Governments hire more staff, who operate on far more “lines of business” than any private sector conglomerate. Developed countries, like Canada, have highly complex collective agreements. Large private sector union agreements are not as complicated. There are 27 collective agreements with 15 bargaining units, used in the Government of Canada. These include retroactive payroll calculations.
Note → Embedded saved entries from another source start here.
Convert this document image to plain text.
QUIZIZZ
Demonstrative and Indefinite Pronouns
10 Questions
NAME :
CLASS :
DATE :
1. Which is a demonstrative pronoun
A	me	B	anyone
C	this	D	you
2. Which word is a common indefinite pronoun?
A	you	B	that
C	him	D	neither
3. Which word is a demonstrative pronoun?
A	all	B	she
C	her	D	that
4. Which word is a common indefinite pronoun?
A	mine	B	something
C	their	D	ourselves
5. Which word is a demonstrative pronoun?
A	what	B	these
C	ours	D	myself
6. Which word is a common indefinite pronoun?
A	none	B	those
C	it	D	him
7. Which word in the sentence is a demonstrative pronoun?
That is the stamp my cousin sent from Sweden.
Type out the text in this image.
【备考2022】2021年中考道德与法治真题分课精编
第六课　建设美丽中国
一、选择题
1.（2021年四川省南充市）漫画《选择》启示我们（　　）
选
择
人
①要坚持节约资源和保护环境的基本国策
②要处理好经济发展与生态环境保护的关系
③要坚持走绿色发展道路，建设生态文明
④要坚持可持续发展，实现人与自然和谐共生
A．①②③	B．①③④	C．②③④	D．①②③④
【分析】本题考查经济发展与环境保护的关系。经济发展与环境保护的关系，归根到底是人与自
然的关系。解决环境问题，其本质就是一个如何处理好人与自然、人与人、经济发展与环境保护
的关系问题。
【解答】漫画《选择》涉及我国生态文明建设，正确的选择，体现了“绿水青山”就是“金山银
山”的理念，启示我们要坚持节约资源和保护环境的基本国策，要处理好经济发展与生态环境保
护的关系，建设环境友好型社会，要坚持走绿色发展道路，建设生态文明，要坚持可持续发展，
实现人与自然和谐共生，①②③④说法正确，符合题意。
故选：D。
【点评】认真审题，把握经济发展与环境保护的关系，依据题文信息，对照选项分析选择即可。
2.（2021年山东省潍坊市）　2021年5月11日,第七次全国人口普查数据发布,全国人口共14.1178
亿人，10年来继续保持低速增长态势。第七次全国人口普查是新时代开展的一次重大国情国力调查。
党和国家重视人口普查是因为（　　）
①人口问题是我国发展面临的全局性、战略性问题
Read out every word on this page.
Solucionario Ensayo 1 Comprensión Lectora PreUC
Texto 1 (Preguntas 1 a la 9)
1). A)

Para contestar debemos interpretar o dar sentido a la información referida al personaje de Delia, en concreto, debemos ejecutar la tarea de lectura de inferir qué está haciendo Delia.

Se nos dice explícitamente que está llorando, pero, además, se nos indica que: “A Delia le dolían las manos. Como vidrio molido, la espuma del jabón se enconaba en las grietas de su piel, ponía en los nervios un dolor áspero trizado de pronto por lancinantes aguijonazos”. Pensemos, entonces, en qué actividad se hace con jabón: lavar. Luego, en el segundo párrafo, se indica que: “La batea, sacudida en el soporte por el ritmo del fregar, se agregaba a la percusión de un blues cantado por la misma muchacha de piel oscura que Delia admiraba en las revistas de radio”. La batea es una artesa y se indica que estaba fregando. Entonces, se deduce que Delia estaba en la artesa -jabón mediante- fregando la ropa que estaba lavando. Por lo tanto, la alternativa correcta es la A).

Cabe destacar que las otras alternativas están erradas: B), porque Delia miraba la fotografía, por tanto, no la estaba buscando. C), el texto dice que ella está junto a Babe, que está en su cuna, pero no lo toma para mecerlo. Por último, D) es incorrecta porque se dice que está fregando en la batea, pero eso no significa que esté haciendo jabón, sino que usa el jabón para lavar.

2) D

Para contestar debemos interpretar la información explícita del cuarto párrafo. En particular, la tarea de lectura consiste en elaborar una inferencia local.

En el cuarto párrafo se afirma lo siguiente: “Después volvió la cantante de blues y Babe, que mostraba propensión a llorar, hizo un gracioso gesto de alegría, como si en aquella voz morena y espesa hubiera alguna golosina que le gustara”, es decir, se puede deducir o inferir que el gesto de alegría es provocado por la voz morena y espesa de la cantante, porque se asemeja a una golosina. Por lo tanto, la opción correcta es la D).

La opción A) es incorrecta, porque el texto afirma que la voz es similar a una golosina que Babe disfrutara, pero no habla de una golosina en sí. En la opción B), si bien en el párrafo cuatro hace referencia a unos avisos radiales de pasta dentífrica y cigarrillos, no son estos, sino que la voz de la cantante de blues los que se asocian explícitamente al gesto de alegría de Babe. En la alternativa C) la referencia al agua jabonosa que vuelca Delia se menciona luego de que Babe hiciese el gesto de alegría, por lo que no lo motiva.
There are about 80,000 different pay rules  in the Canadian federal government that required about 200 customized additions to PeopleSoft. And, unions are constantly in negotiation meaning that collective agreements change over time.
There are additional complexities associated with government payroll planning and forecasting:

  • Fiscal year often not the calendar year, as in Canada, United Kingdom, and the United States where benefits calculation change
  • High variability in some government organizations around overtime, and seasonal changes
  • Additional bonus structures, support for loans, complex group health & integration with performance incentives in many countries
  • The political nature of public sector pay that results in changes in many countries, such as adding a bonus pay period
  • Exchange rate, spending and revenue fluctuations that impact liquidity
  • More movement of employees between organizations, and more salary fluctuations in government


Source: Our World in Data

Needed Functionality for 21st Century Government Salary Planning

Governments need budget-focused salary planning with the following functionality

  • Full budget cycle support to handling planning and execution, including over multiple years
  • Modelling complex public sector salary scales
  • Collective agreement forecasting (grouping payroll rules, including salary scales, positions etc.)
  • Liquidity integration for cash prediction
  • Budget preparation integration to rationalize all spending
  • Support for complex benefits
  • Modelling seasonal changes, vacancies
  • Scenario planning to anticipate the impact of large payroll variations
  • Human Resources integration for staff changes like promotions, marital status, certifications, new employees, termination of employment, struck-off-strength, leave of absence, acting, secondment-in and out, transfer-in and out
  • Payroll integration for re-forecasting
  • Financials integration for accruals, sub-ledger functions, commitment controls
  • Journal Vouchers to adjust for errors
  • Global cost concepts to allow the calculation of forecasts by cost center, for cost items such as overtime, performance bonus or other allowances’.